The Goodyear resident is a first-generation American whose family is from Mexico, so she understands that people who don't speak English may need help communicating in places like grocery stores, post offices or public schools.

"There's always a need for translation, everywhere," she said. "If I see them struggling, I just offer."

So it seemed like a natural fit for her when she learned about a program that would teach her to translate for people in need of medical attention but with no way of saying so in English.

Now the Agua Fria High School graduate is two years into the Bilingual Nursing Fellowship Program being offered by South Mountain and GateWay community colleges and is one of about 20 students in the first class of the program.

The students recently gathered at South Mountain Community College for a pinning ceremony that officially made them practical nurses and, more importantly to Zavala, meant they will be registered nurses in one year.

"This is very exciting," she said before the ceremony. "A lot of us didn't know if we'd make it this far."

Program officials said they had little doubt that the students would reach this point of the program or that the graduates will help the state meet a growing need for bilingual nurses.

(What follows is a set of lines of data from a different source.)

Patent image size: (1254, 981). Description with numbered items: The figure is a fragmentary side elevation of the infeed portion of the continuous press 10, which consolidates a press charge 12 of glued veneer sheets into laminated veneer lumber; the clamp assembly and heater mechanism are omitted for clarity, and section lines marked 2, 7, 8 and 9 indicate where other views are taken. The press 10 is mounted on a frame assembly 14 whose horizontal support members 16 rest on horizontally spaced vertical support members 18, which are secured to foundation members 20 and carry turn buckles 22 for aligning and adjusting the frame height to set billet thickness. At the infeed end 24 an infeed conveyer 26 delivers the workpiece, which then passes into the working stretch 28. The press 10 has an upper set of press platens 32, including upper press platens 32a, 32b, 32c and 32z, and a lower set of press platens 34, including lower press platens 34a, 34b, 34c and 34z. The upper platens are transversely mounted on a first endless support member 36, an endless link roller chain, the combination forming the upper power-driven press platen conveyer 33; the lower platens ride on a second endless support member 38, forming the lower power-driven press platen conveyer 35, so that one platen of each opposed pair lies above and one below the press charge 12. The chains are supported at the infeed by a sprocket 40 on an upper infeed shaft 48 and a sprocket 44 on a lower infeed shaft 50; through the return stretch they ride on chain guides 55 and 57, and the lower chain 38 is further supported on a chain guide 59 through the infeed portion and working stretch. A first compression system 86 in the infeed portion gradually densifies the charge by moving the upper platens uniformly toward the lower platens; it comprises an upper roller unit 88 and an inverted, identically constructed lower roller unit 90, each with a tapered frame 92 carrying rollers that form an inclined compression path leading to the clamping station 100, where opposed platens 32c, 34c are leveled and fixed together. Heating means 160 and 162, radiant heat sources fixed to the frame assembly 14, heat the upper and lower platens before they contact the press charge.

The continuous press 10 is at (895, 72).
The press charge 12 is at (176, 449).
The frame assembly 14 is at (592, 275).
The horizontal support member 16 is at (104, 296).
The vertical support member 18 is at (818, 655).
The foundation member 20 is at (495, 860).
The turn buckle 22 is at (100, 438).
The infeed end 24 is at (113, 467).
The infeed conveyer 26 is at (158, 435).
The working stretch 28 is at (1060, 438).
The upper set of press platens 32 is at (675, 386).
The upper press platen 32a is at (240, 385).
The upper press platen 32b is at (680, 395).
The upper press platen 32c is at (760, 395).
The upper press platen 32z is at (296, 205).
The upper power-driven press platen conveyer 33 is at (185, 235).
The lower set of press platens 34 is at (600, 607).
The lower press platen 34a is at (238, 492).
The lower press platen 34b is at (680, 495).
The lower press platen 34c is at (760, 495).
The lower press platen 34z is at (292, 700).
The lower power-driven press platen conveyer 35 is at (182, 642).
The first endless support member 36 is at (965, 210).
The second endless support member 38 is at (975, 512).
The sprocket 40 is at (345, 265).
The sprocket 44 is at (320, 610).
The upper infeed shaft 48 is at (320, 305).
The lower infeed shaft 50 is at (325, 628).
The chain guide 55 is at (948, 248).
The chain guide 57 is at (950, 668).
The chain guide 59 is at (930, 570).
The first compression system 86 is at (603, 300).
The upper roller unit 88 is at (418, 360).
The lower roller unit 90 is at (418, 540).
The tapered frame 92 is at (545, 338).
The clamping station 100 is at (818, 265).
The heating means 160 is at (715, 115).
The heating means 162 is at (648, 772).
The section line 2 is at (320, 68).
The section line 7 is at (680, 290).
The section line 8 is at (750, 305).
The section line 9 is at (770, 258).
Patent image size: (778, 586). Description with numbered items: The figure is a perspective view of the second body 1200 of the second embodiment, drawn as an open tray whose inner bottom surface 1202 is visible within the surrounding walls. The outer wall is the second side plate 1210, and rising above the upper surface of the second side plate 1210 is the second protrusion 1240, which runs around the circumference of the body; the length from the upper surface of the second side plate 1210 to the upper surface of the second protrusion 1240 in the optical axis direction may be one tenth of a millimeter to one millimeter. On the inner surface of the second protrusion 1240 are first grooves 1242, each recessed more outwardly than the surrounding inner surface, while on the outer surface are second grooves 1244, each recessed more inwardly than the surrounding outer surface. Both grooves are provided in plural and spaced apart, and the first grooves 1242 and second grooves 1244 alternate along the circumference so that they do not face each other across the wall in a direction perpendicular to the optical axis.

In 2000, Arizona had only 83 percent of the registered nurses it needed, according to a recent study by the Maricopa Community College District. By next year, there will be enough RNs to fill only 79 percent of the
positions, the study said.

Teresa Rojas, president of the Phoenix chapter of the National Association of Hispanic Nurses, said 4 percent of the nurses in Arizona are bilingual and only 2 percent of the nursing students in the state have that skill.

"I think we are going to increase those numbers pretty soon," she said.

During Zavala's pinning ceremony, Tony Bracamante, director of the bilingual nurses program, announced that the program was recently awarded an additional $250,000 by lawmakers. He said that will allow for a fourth group of students to begin the training.

"That is really important, because in a few years, we'll have 100 students that speak Spanish fluently," he said.